The symptoms of osteoarthritis differ between dogs, depending on age, which joints are affected, and how far the disease has progressed. One recognizable symptom is the dog’s gait, since the dog will put more weight on the healthier joints. But perhaps the most noticeable symbol of osteoarthritis is limping. This is just one of the symptoms that I noticed in Bridget. If your dog looks stiff after waking up, is unable to jump up and off furniture, or has difficulty walking up and down steps, then this could be an indicator.


A veterinarian will typically perform a physical exam after assessing the symptoms of osteoarthritis. If necessary, the veterinarian will take x-rays of the affected joints and possibly perform laboratory tests or more intensive physical exams.


Although osteoarthritis can’t be cured, various treatment options can be employed to manage symptoms. Surgery is an option if the dog is in serious pain—if it has hip dysplasia or osteophytes near the affected joint. Surgical procedures include arthroscopic surgery and reconstructive surgery that could involve joint removal/replacement.

Medications such as Non-Steroidal Anti-Inflammatory Drugs (NSAIDs) and Glucocorticoids (cortisone) are usually given to reduce pain and inflammation. Blood tests will be run in order to check liver and kidney health before veterinarians prescribe NSAIDs. Although cortisone has a stronger anti-inflammatory effect than NSAIDs, long-term use may cause serious side effects.

Physical therapy will improve the motion and strength of the affected joint. Options include massaging the joint to increase blood flow, taking a walk twice daily for 15 to 20 minutes, and swimming, which boosts muscle mass while being a low-impact exercise.

Because osteoarthritis will worsen, it is necessary to manage your dog’s drug selection and dosage over time. Surgery may become necessary in the future even if the symptoms aren’t currently metastasizing. Keep activity level light even while trying to bolster your dog’s joint motion and strength. When it comes to diet, foods rich in omega fatty acids can decrease inflammation.


The most important thing you can do to prevent osteoarthritis is to keep your dog at a healthy weight. Any additional weight adds stress to the joints, leading to future damage and more severe arthritis. Light exercise without excessive pressure and a healthy diet are essential for maintaining a healthy weight.
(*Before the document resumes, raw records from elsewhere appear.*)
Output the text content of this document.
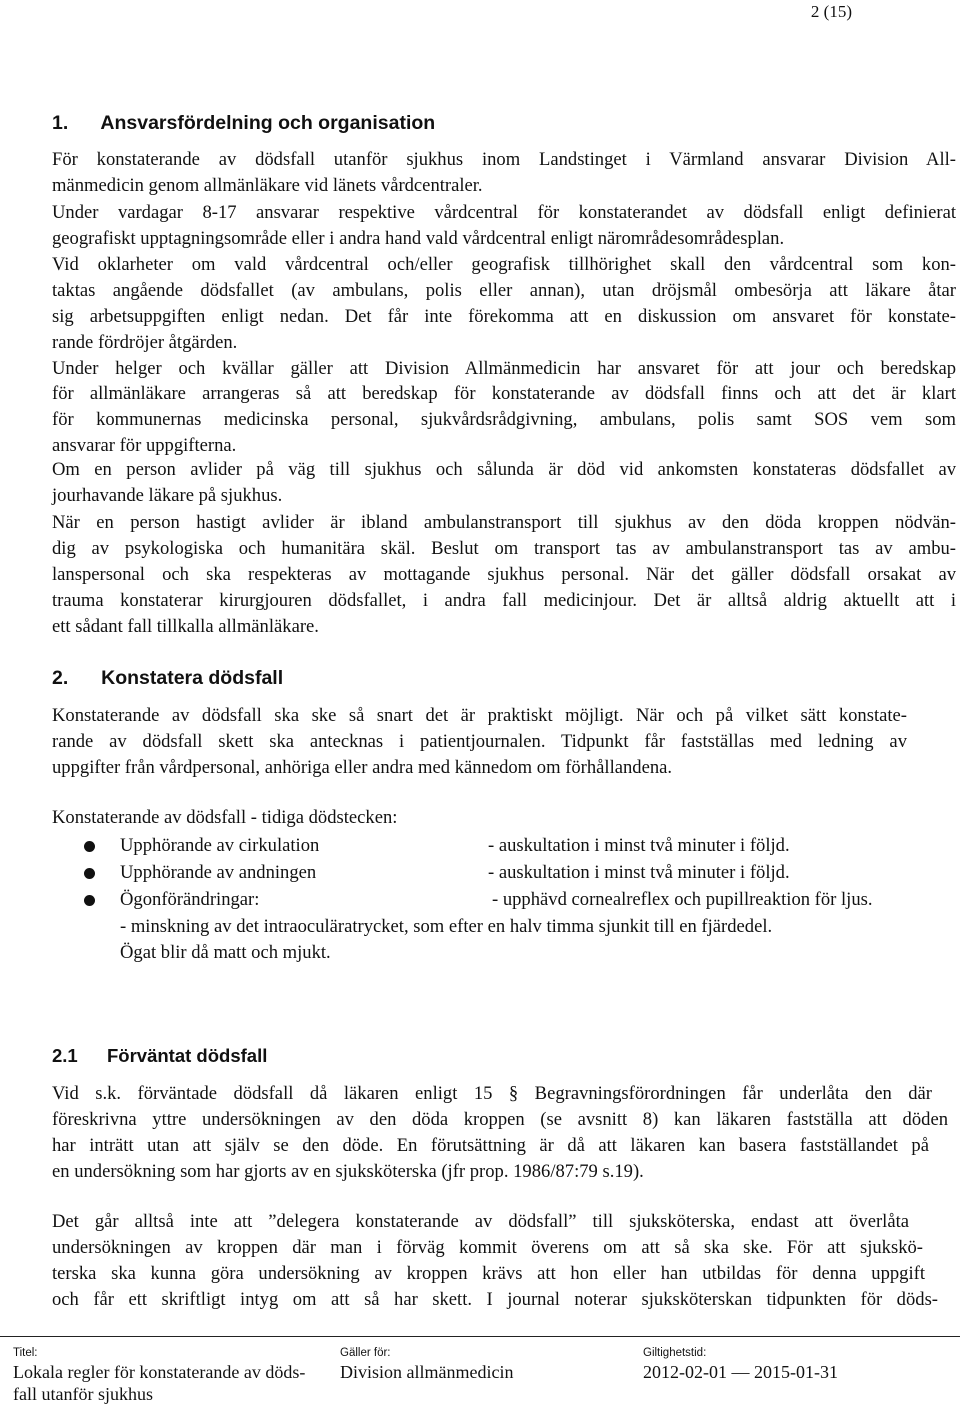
2 (15)
1. Ansvarsfördelning och organisation
För konstaterande av dödsfall utanför sjukhus inom Landstinget i Värmland ansvarar Division All-
mänmedicin genom allmänläkare vid länets vårdcentraler.
Under vardagar 8-17 ansvarar respektive vårdcentral för konstaterandet av dödsfall enligt definierat
geografiskt upptagningsområde eller i andra hand vald vårdcentral enligt närområdesområdesplan.
Vid oklarheter om vald vårdcentral och/eller geografisk tillhörighet skall den vårdcentral som kon-
taktas angående dödsfallet (av ambulans, polis eller annan), utan dröjsmål ombesörja att läkare åtar
sig arbetsuppgiften enligt nedan. Det får inte förekomma att en diskussion om ansvaret för konstate-
rande fördröjer åtgärden.
Under helger och kvällar gäller att Division Allmänmedicin har ansvaret för att jour och beredskap
för allmänläkare arrangeras så att beredskap för konstaterande av dödsfall finns och att det är klart
för kommunernas medicinska personal, sjukvårdsrådgivning, ambulans, polis samt SOS vem som
ansvarar för uppgifterna.
Om en person avlider på väg till sjukhus och sålunda är död vid ankomsten konstateras dödsfallet av
jourhavande läkare på sjukhus.
När en person hastigt avlider är ibland ambulanstransport till sjukhus av den döda kroppen nödvän-
dig av psykologiska och humanitära skäl. Beslut om transport tas av ambulanstransport tas av ambu-
lanspersonal och ska respekteras av mottagande sjukhus personal. När det gäller dödsfall orsakat av
trauma konstaterar kirurgjouren dödsfallet, i andra fall medicinjour. Det är alltså aldrig aktuellt att i
ett sådant fall tillkalla allmänläkare.
2. Konstatera dödsfall
Konstaterande av dödsfall ska ske så snart det är praktiskt möjligt. När och på vilket sätt konstate-
rande av dödsfall skett ska antecknas i patientjournalen. Tidpunkt får fastställas med ledning av
uppgifter från vårdpersonal, anhöriga eller andra med kännedom om förhållandena.
Konstaterande av dödsfall - tidiga dödstecken:
Upphörande av cirkulation	- auskultation i minst två minuter i följd.
Upphörande av andningen	- auskultation i minst två minuter i följd.
Ögonförändringar:	- upphävd cornealreflex och pupillreaktion för ljus.
- minskning av det intraoculäratrycket, som efter en halv timma sjunkit till en fjärdedel.
Ögat blir då matt och mjukt.
2.1 Förväntat dödsfall
Vid s.k. förväntade dödsfall då läkaren enligt 15 § Begravningsförordningen får underlåta den där
föreskrivna yttre undersökningen av den döda kroppen (se avsnitt 8) kan läkaren fastställa att döden
har inträtt utan att själv se den döde. En förutsättning är då att läkaren kan basera fastställandet på
en undersökning som har gjorts av en sjuksköterska (jfr prop. 1986/87:79 s.19).
Det går alltså inte att ”delegera konstaterande av dödsfall” till sjuksköterska, endast att överlåta
undersökningen av kroppen där man i förväg kommit överens om att så ska ske. För att sjukskö-
terska ska kunna göra undersökning av kroppen krävs att hon eller han utbildas för denna uppgift
och får ett skriftligt intyg om att så har skett. I journal noterar sjuksköterskan tidpunkten för döds-
Titel:
Lokala regler för konstaterande av döds-
fall utanför sjukhus
Gäller för:
Division allmänmedicin
Giltighetstid:
2012-02-01 — 2015-01-31
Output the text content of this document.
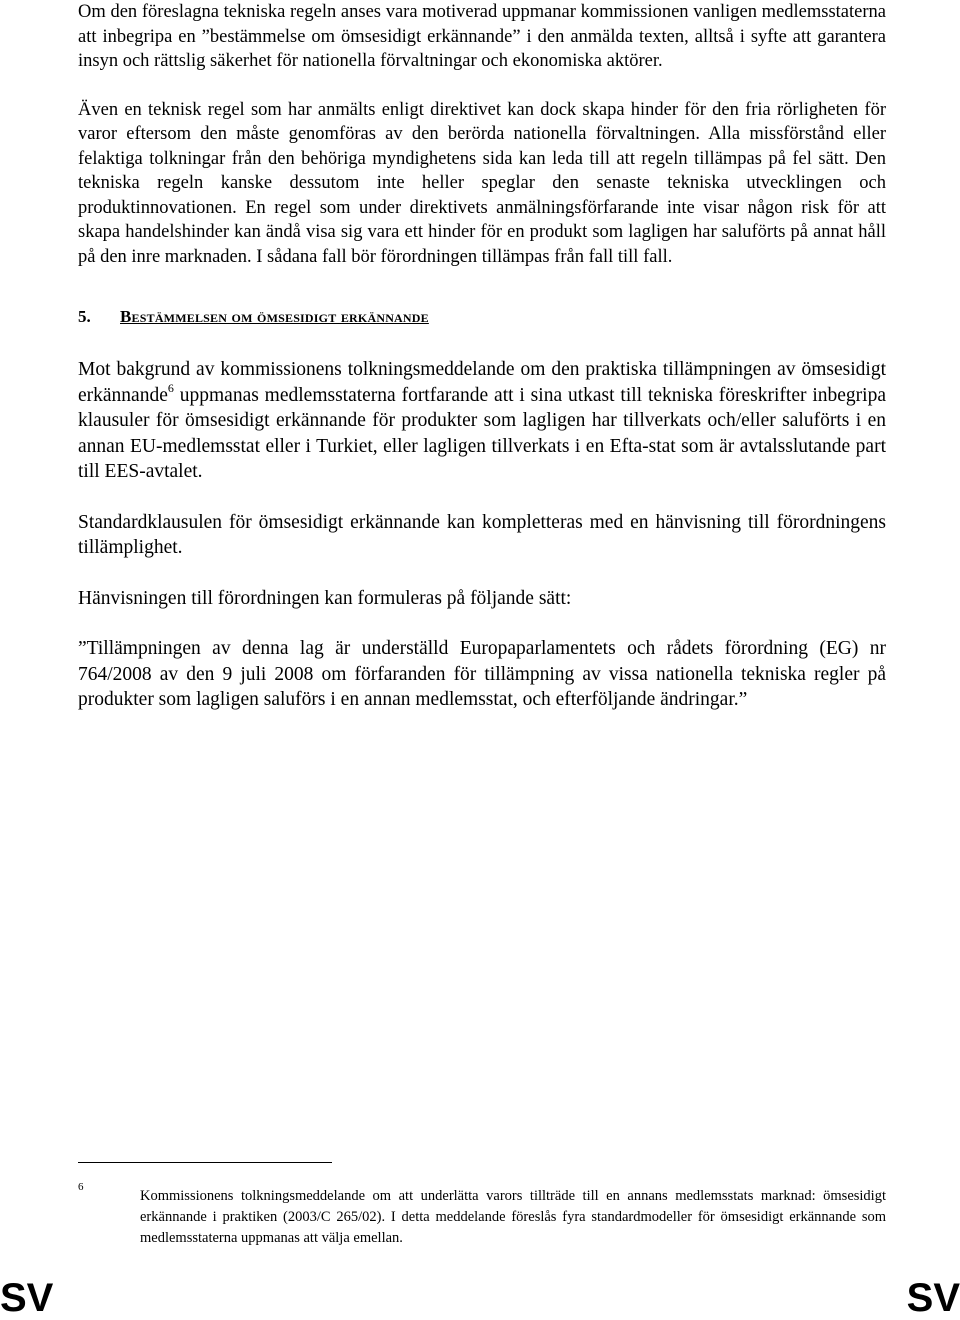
Om den föreslagna tekniska regeln anses vara motiverad uppmanar kommissionen vanligen medlemsstaterna att inbegripa en ”bestämmelse om ömsesidigt erkännande” i den anmälda texten, alltså i syfte att garantera insyn och rättslig säkerhet för nationella förvaltningar och ekonomiska aktörer.

Även en teknisk regel som har anmälts enligt direktivet kan dock skapa hinder för den fria rörligheten för varor eftersom den måste genomföras av den berörda nationella förvaltningen. Alla missförstånd eller felaktiga tolkningar från den behöriga myndighetens sida kan leda till att regeln tillämpas på fel sätt. Den tekniska regeln kanske dessutom inte heller speglar den senaste tekniska utvecklingen och produktinnovationen. En regel som under direktivets anmälningsförfarande inte visar någon risk för att skapa handelshinder kan ändå visa sig vara ett hinder för en produkt som lagligen har saluförts på annat håll på den inre marknaden. I sådana fall bör förordningen tillämpas från fall till fall.

5.	Bestämmelsen om ömsesidigt erkännande

Mot bakgrund av kommissionens tolkningsmeddelande om den praktiska tillämpningen av ömsesidigt erkännande$^6$ uppmanas medlemsstaterna fortfarande att i sina utkast till tekniska föreskrifter inbegripa klausuler för ömsesidigt erkännande för produkter som lagligen har tillverkats och/eller saluförts i en annan EU-medlemsstat eller i Turkiet, eller lagligen tillverkats i en Efta-stat som är avtalsslutande part till EES-avtalet.

Standardklausulen för ömsesidigt erkännande kan kompletteras med en hänvisning till förordningens tillämplighet.

Hänvisningen till förordningen kan formuleras på följande sätt:

”Tillämpningen av denna lag är underställd Europaparlamentets och rådets förordning (EG) nr 764/2008 av den 9 juli 2008 om förfaranden för tillämpning av vissa nationella tekniska regler på produkter som lagligen saluförs i en annan medlemsstat, och efterföljande ändringar.”

6
Kommissionens tolkningsmeddelande om att underlätta varors tillträde till en annans medlemsstats marknad: ömsesidigt erkännande i praktiken (2003/C 265/02). I detta meddelande föreslås fyra standardmodeller för ömsesidigt erkännande som medlemsstaterna uppmanas att välja emellan.
SV	SV
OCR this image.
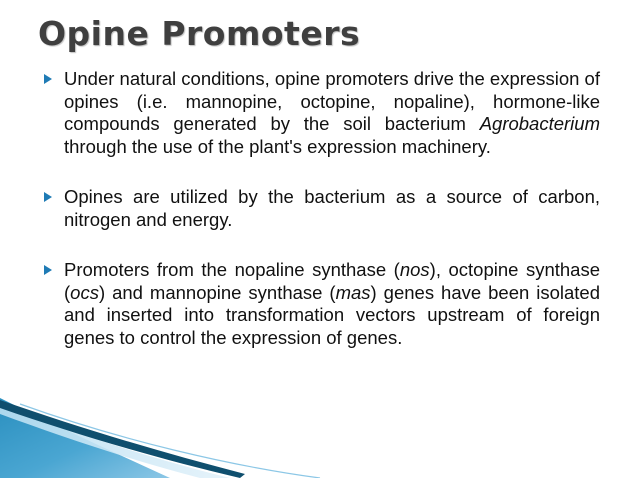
Opine Promoters
Under natural conditions, opine promoters drive the expression of opines (i.e. mannopine, octopine, nopaline), hormone-like compounds generated by the soil bacterium Agrobacterium through the use of the plant's expression machinery.
Opines are utilized by the bacterium as a source of carbon, nitrogen and energy.
Promoters from the nopaline synthase (nos), octopine synthase (ocs) and mannopine synthase (mas) genes have been isolated and inserted into transformation vectors upstream of foreign genes to control the expression of genes.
As for Bridget, my parents took her to the veterinarian after they noticed symptoms. The veterinarian stretched and massaged the affected joint; after evaluating, she prescribed a twice-weekly steroid injection containing polysulfated glycosaminoglycan (PSGAG) and a pill called Tramadol to be taken two-to-three times daily.

Although Bridget was not officially diagnosed with osteoarthritis, my parents and I are more aware of her symptoms and will continue to manage them for the rest of her life. – Jared McNutt

Jared McNutt will be a senior at The Ohio State University this fall, majoring in English with a minor in Professional Writing. His two dogs–Bridget, 13, and Bailey, 7–are both schnockers, a miniature schnauzer and cocker spaniel mix.